Wednesday, 21 October 2015

70 up - birds not years

Having managed nothing in September I find myself mid way through October with three patch ticks and I have reached the 70 species I thought I would be able to make. Ringed plover was expected and over 40 at the Long Hole did the job. As yet there are no dunlin with them. Whooper swan flying in to Strangford over the house was a long shot but five did just that the other morning. Fortunately I was looking in the right direction at the right time. A female pheasant bursting out from under my feet as I walked along the coastal path was the least expected of the three. I did the same walk today and was fortunate to see a peregrine flying west over the coastal path. I also saw a wide range of coastal species, meadow pipit and linnet. The eider are back in force and there are black guillemot off shore.

While at the Long Hole looking for roosting waders- oystercatcher, redshank, ringed plover, turnstone and 5 purple sandpiper - I also saw four black guillemot flying in to their nesting holes along the road, behavior I have not noticed before. They sat looking out for some time and this one was unfazed my me taking a photograph on the phone.

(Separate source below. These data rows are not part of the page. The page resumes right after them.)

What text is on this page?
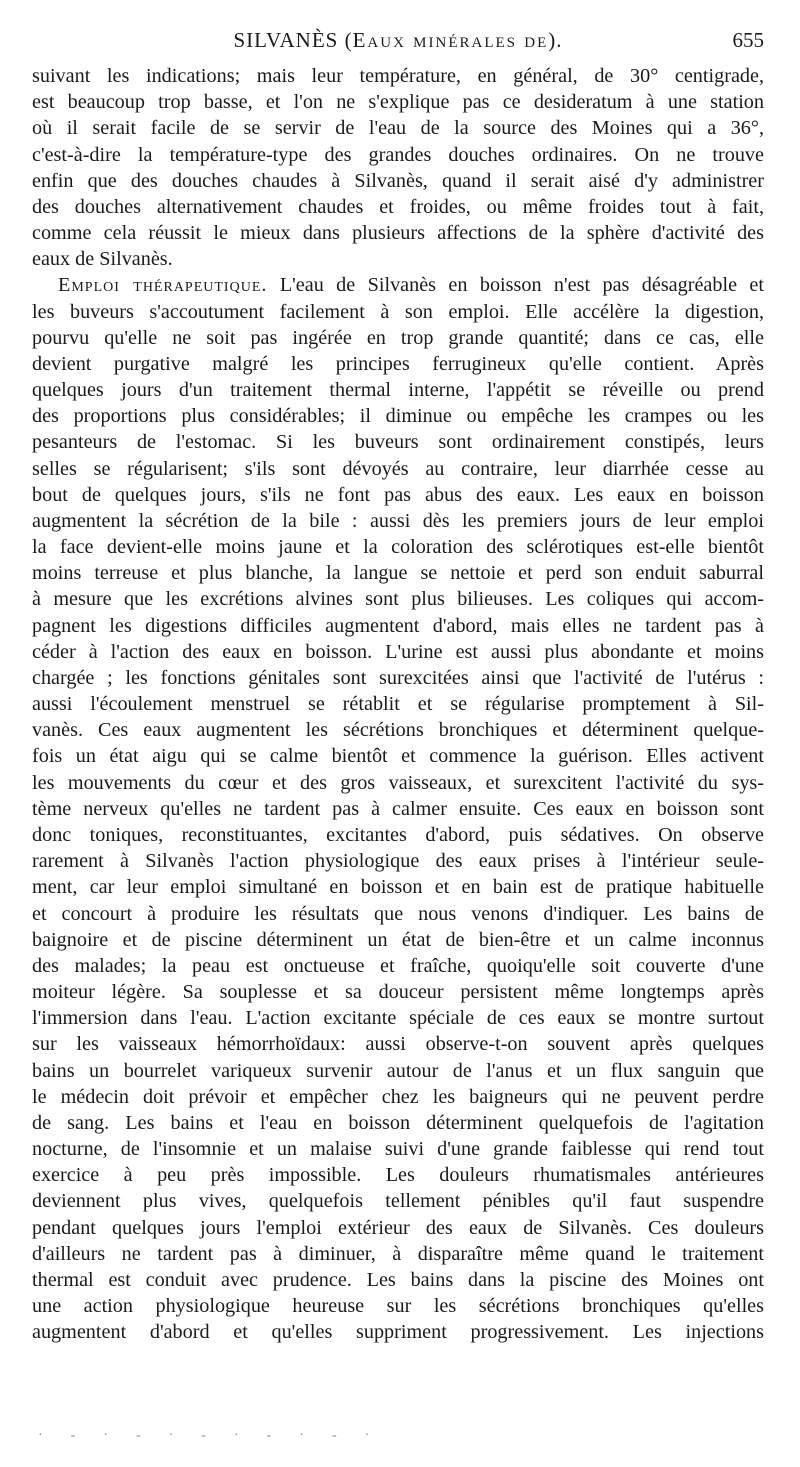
SILVANÈS (Eaux minérales de).	655
suivant les indications; mais leur température, en général, de 30° centigrade,
est beaucoup trop basse, et l'on ne s'explique pas ce desideratum à une station
où il serait facile de se servir de l'eau de la source des Moines qui a 36°,
c'est-à-dire la température-type des grandes douches ordinaires. On ne trouve
enfin que des douches chaudes à Silvanès, quand il serait aisé d'y administrer
des douches alternativement chaudes et froides, ou même froides tout à fait,
comme cela réussit le mieux dans plusieurs affections de la sphère d'activité des
eaux de Silvanès.
Emploi thérapeutique. L'eau de Silvanès en boisson n'est pas désagréable et
les buveurs s'accoutument facilement à son emploi. Elle accélère la digestion,
pourvu qu'elle ne soit pas ingérée en trop grande quantité; dans ce cas, elle
devient purgative malgré les principes ferrugineux qu'elle contient. Après
quelques jours d'un traitement thermal interne, l'appétit se réveille ou prend
des proportions plus considérables; il diminue ou empêche les crampes ou les
pesanteurs de l'estomac. Si les buveurs sont ordinairement constipés, leurs
selles se régularisent; s'ils sont dévoyés au contraire, leur diarrhée cesse au
bout de quelques jours, s'ils ne font pas abus des eaux. Les eaux en boisson
augmentent la sécrétion de la bile : aussi dès les premiers jours de leur emploi
la face devient-elle moins jaune et la coloration des sclérotiques est-elle bientôt
moins terreuse et plus blanche, la langue se nettoie et perd son enduit saburral
à mesure que les excrétions alvines sont plus bilieuses. Les coliques qui accom-
pagnent les digestions difficiles augmentent d'abord, mais elles ne tardent pas à
céder à l'action des eaux en boisson. L'urine est aussi plus abondante et moins
chargée ; les fonctions génitales sont surexcitées ainsi que l'activité de l'utérus :
aussi l'écoulement menstruel se rétablit et se régularise promptement à Sil-
vanès. Ces eaux augmentent les sécrétions bronchiques et déterminent quelque-
fois un état aigu qui se calme bientôt et commence la guérison. Elles activent
les mouvements du cœur et des gros vaisseaux, et surexcitent l'activité du sys-
tème nerveux qu'elles ne tardent pas à calmer ensuite. Ces eaux en boisson sont
donc toniques, reconstituantes, excitantes d'abord, puis sédatives. On observe
rarement à Silvanès l'action physiologique des eaux prises à l'intérieur seule-
ment, car leur emploi simultané en boisson et en bain est de pratique habituelle
et concourt à produire les résultats que nous venons d'indiquer. Les bains de
baignoire et de piscine déterminent un état de bien-être et un calme inconnus
des malades; la peau est onctueuse et fraîche, quoiqu'elle soit couverte d'une
moiteur légère. Sa souplesse et sa douceur persistent même longtemps après
l'immersion dans l'eau. L'action excitante spéciale de ces eaux se montre surtout
sur les vaisseaux hémorrhoïdaux: aussi observe-t-on souvent après quelques
bains un bourrelet variqueux survenir autour de l'anus et un flux sanguin que
le médecin doit prévoir et empêcher chez les baigneurs qui ne peuvent perdre
de sang. Les bains et l'eau en boisson déterminent quelquefois de l'agitation
nocturne, de l'insomnie et un malaise suivi d'une grande faiblesse qui rend tout
exercice à peu près impossible. Les douleurs rhumatismales antérieures
deviennent plus vives, quelquefois tellement pénibles qu'il faut suspendre
pendant quelques jours l'emploi extérieur des eaux de Silvanès. Ces douleurs
d'ailleurs ne tardent pas à diminuer, à disparaître même quand le traitement
thermal est conduit avec prudence. Les bains dans la piscine des Moines ont
une action physiologique heureuse sur les sécrétions bronchiques qu'elles
augmentent d'abord et qu'elles suppriment progressivement. Les injections
·-·-·-·-·-·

Winter plumaged black guillemot
The garden continues to attract a few common species but is generally quiet. I still have hopes of siskin and redpoll in the garden and hopefully a diver off the coast, anything else will be a bonus. It is too late for patch shearwater and to date no brent have been seen and mute swan, coot and moorhen remain a dream.

Patch list:
68  Pheasant
69  Ringed plover
70  Whooper swan

Monday, 5 October 2015

The autumn moon lights my way

Hard to believe the patchwork challenge is three quarters of the way there and for the first time I managed a month with no patch ticks. Partly because I have got most of what I am going to get and secondly because most of the month was spent "Rambling On". I dashed outside last week to look at a flock flying over but lost them so they remain a mystery. I am still missing mute swan, coot and moorhen.

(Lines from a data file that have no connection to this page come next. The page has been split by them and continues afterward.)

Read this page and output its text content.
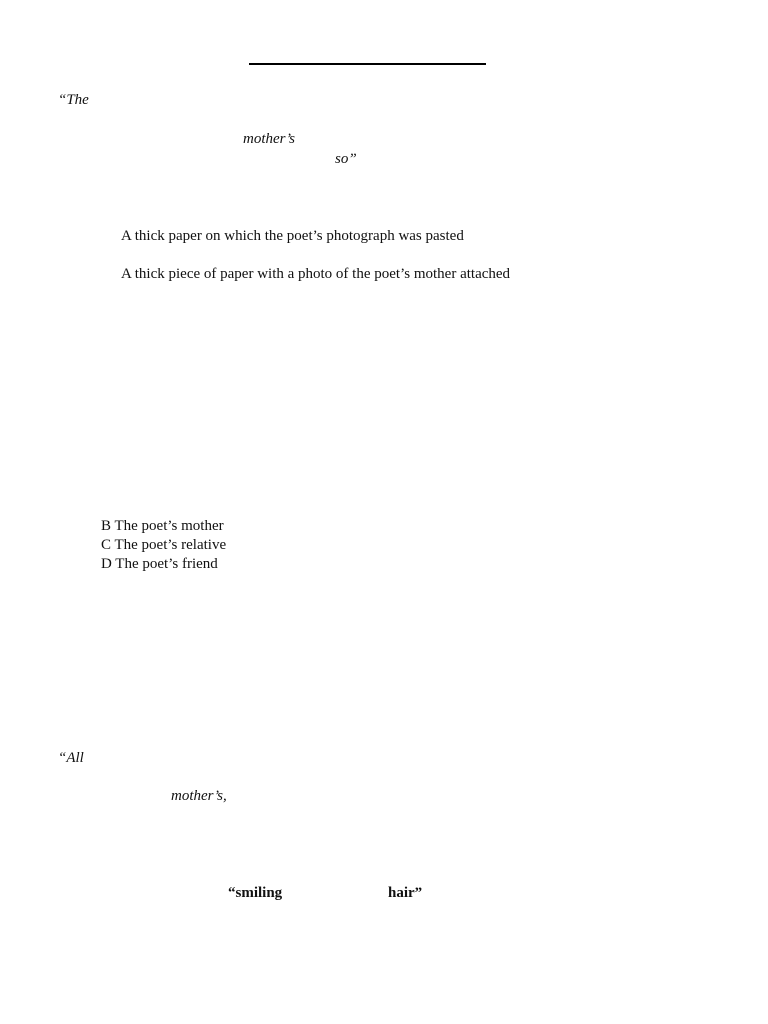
“The
mother’s
so”
A thick paper on which the poet’s photograph was pasted
A thick piece of paper with a photo of the poet’s mother attached
B The poet’s mother
C The poet’s relative
D The poet’s friend
“All
mother’s,
“smiling	hair”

A week in France around Nice and Vence  produced two new year ticks in the shape of a Fischer's lovebird, an escaped species which is common in and around Beaulieu, and a white wagtail. Yellow legged gulls were the default gull and this one came down to a puddle for a drink.

Yellow-legged gull

 Pennington Flash in Manchester produced a lovely nuthatch and the Wetland centre at Barnes Elms gave superb views of a hobby thanks to a bird ringiing team who put me on to it. I only caught the tail end of the ringing but it was fascinating to watch and an education for me as a birder. I have been birding almost 40 years and this was the first time I have been up close and personal with the objects of my hobby. The other feature of this site was the total lack of large aircraft heading for Heathrow which gave it a beautiful noise free quality. The blocking high meant that the flight path did not go over the reserve and we had blissful silence instead of a 747 every two minutes.

Belfast WOW last week had 32 species including 104 teal, 6 common tern, 2 coal tit and a late house martin.

London wetland


Long-tailed tit

Ruff from WOW a couple of weeks back.